Please see System Design ... but simply: there are Find, and Get, and Add actions on a webservice. There's a web ui, and cmdlets -- each of which can do all three of these actions. You can use Find and Get without authentication, but if you want to Add, we want to know who you are. On the web page, you can add them anonymously (maybe we'll use a javascript test to make sure you're not spamming us). But there's also a cmdlet, which will need to authenticate somehow because it's too easy to spam the service with a cmdlet in PowerShell ;-)

Originally I wanted to use OpenID for authenticationbut there's no way to do that from a client application, so just forget about it. We can, therefore, have usernames and passwords, or use something like CardSpace ... or we could just require scripts being submitted via the cmdlet to be code-signed -- maybe even require them to be signed by a certificate we can verify?

x0n said:

no reason the two can't be mixed somewhat, if someone logs into the site with a cardspace ID, perhaps the site can do the signing for us, based on a list of approved cardspace identities, (or maybe we sign people's cards -joel).

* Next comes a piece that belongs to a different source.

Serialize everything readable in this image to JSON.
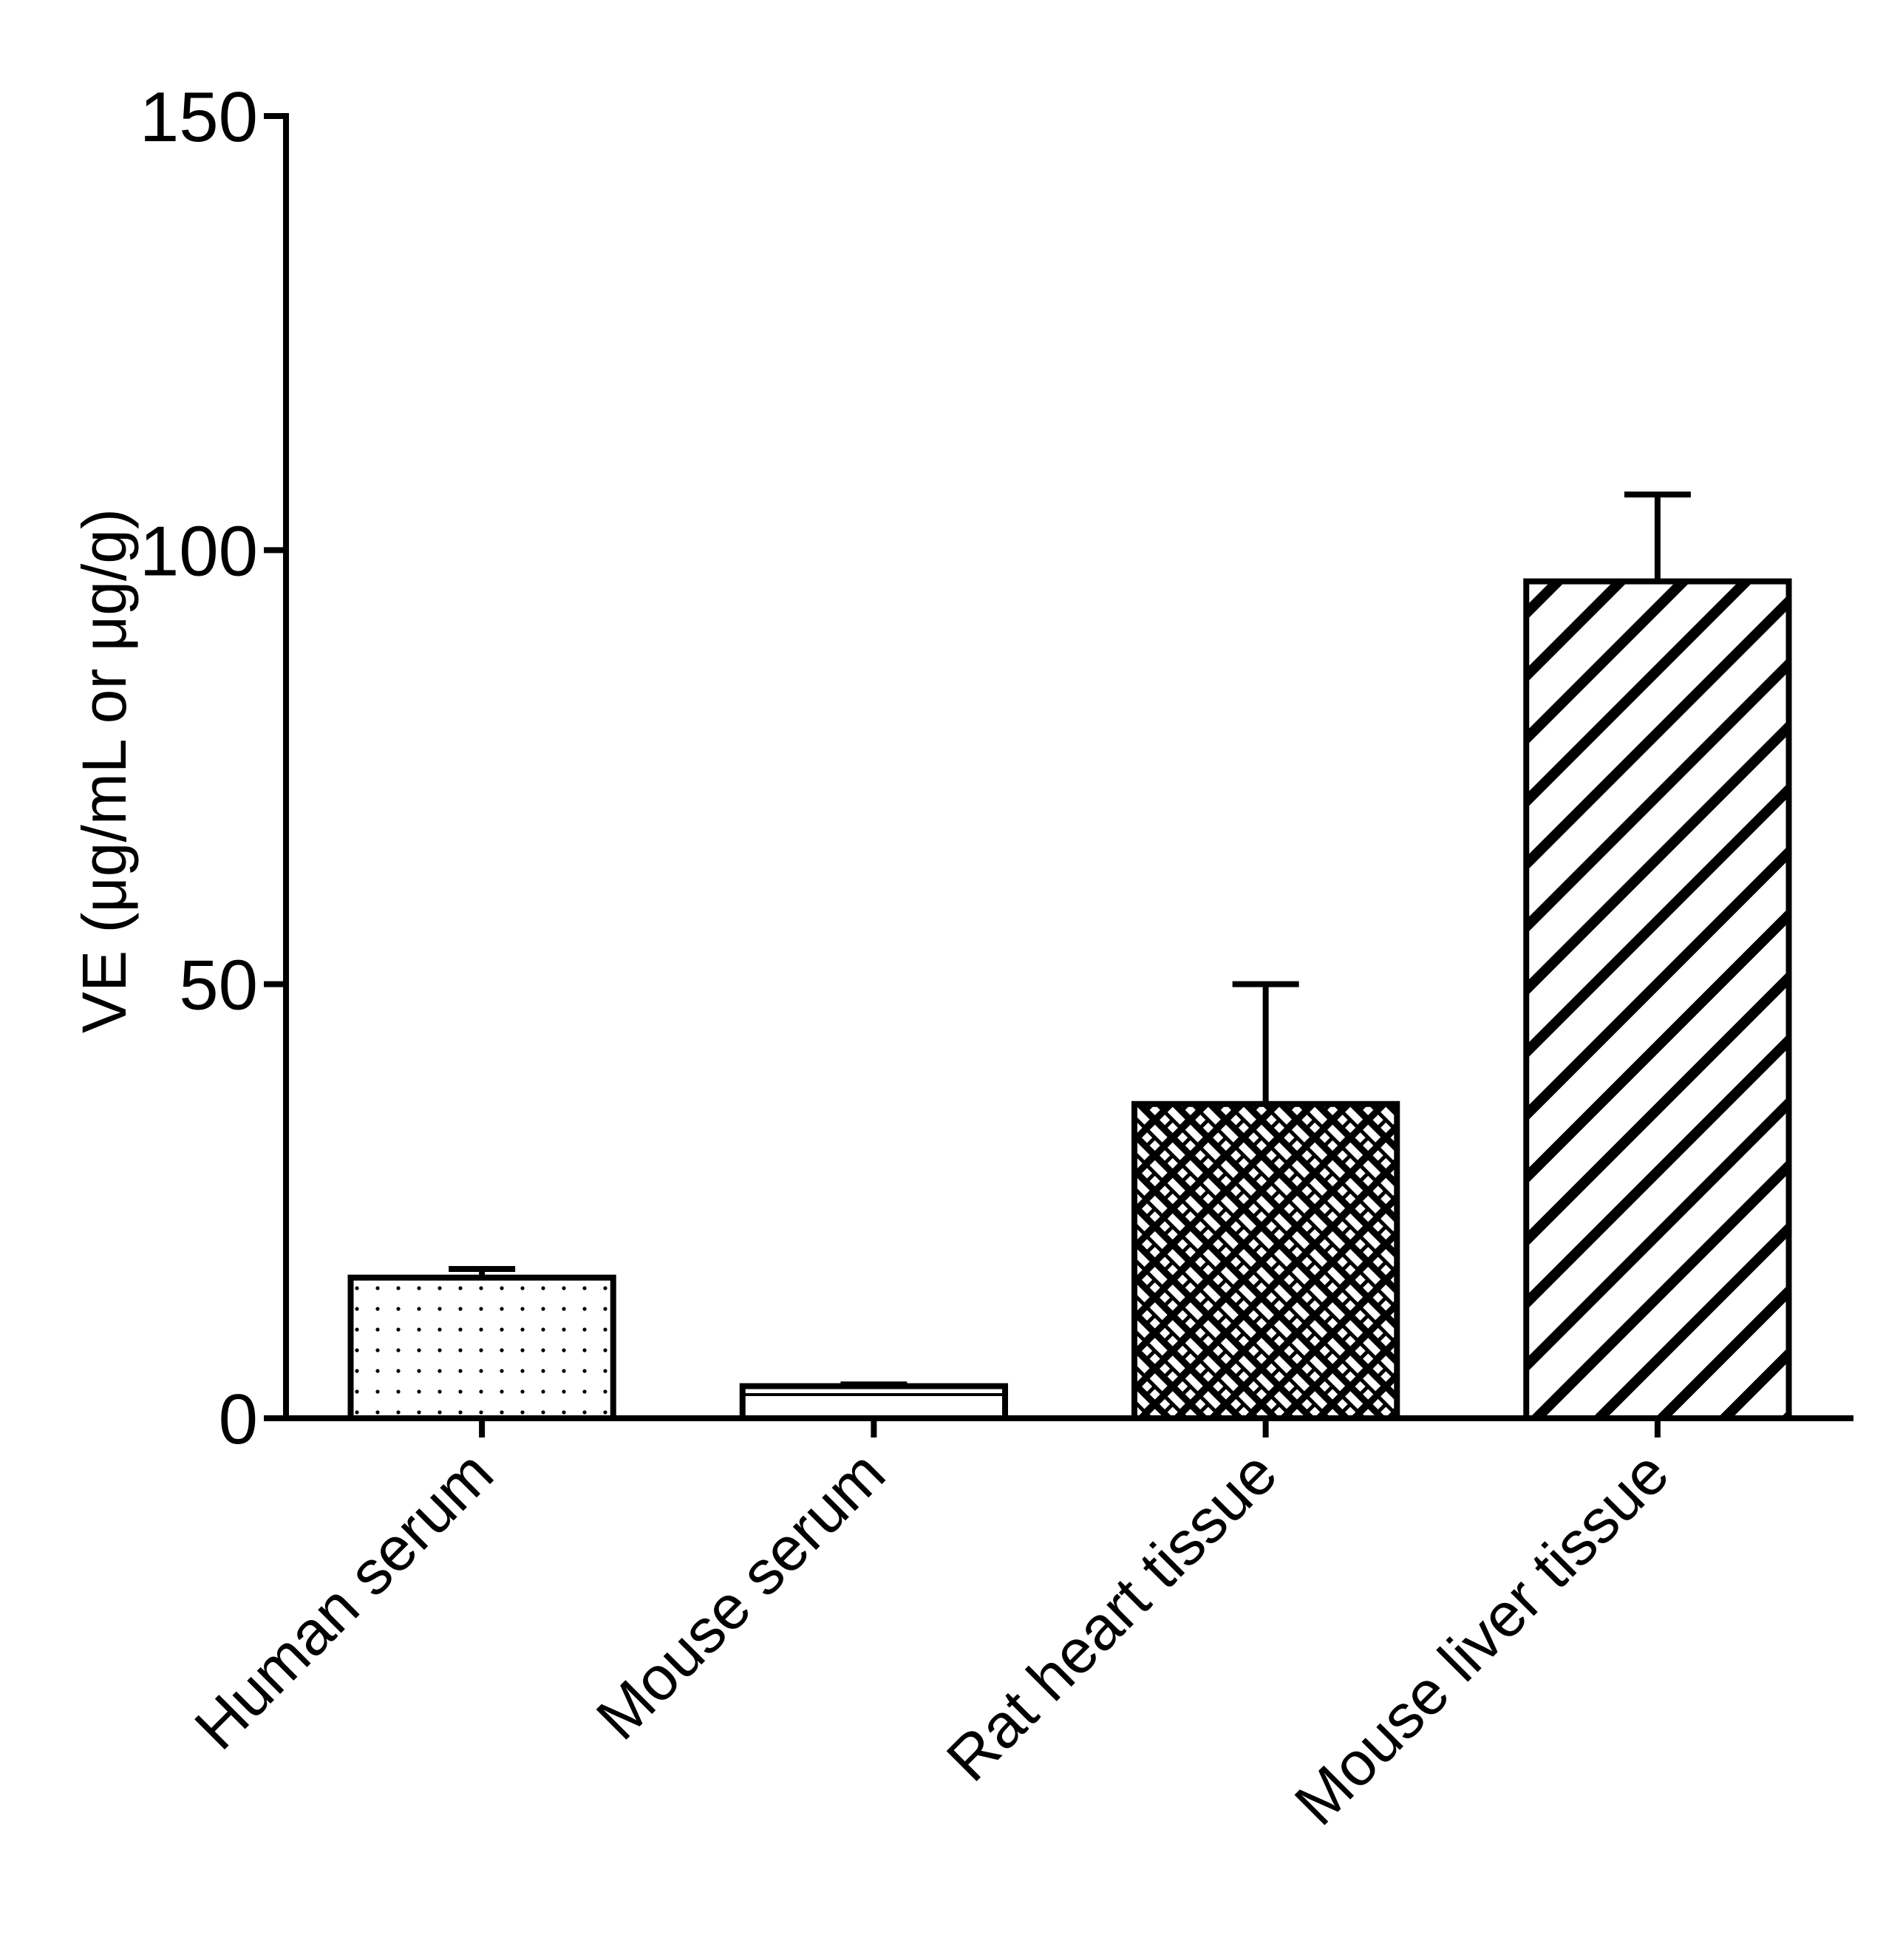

We really should make it as easy as possible to supply scripts, there are thousands of sites that already make it easy as possible by not demanding any of this hoopla. Maybe if someone logs into the site using cardspace (which is just a single click on an icon it appears), you could place the date and name of the author at the top of the script and sign the script with a private cert (belonging to the server) - that would allow us to verify the scripts as originating from us, and provide the identity of the author ... leaving nothing for the author to do except set up cardspace and upload a script -- without any of the ugly signing part of it, since the site will do that, killing multiple birds with one giant blunderbuss. We could even provide a verify-script cmdlet that would take the body of the script, submit it to the repository via wcf and the site would verify the signature...

Joel Said:

CardSpace is certainly very easy (and support is integrated into WCF). It might even be easier to issue verified InfoCards than to issue code-signing certs, but it's certainly possible to just allow people to link an InfoCard with their login -- then they can use that on the webUI and in the cmdlet... That's perfect for login.

However, code-signing, is the simplest powershell-oriented solution, and encourages users to code-sign. We could use CardSpace and put an author id at the top and sign everything saying we guarantee that the owner of this email address is the author of the script ... but I think that's going the wrong direction in terms of devaluing code-signing. The point of code signing should be that I can say I trust scripts signed by this cert -- and if all you have to do is validate an email address to be able to get your script signed by our webservice, then I can't trust the cert, so there's no point in signing at all.

I get that it's annoying that code signing certs cost so much money when all they have to do is verify that I'm me (I'm annoyed too -- and I only have a code-signing cert for work). I still think that long term, code signing is a better solution as long as it's integrated with the shell already -- but I'd rather create a low-trust Certificate Authority and issue certs with just an email and/or OpenId verification ... than to degrade the code signing completely by signing on the web server.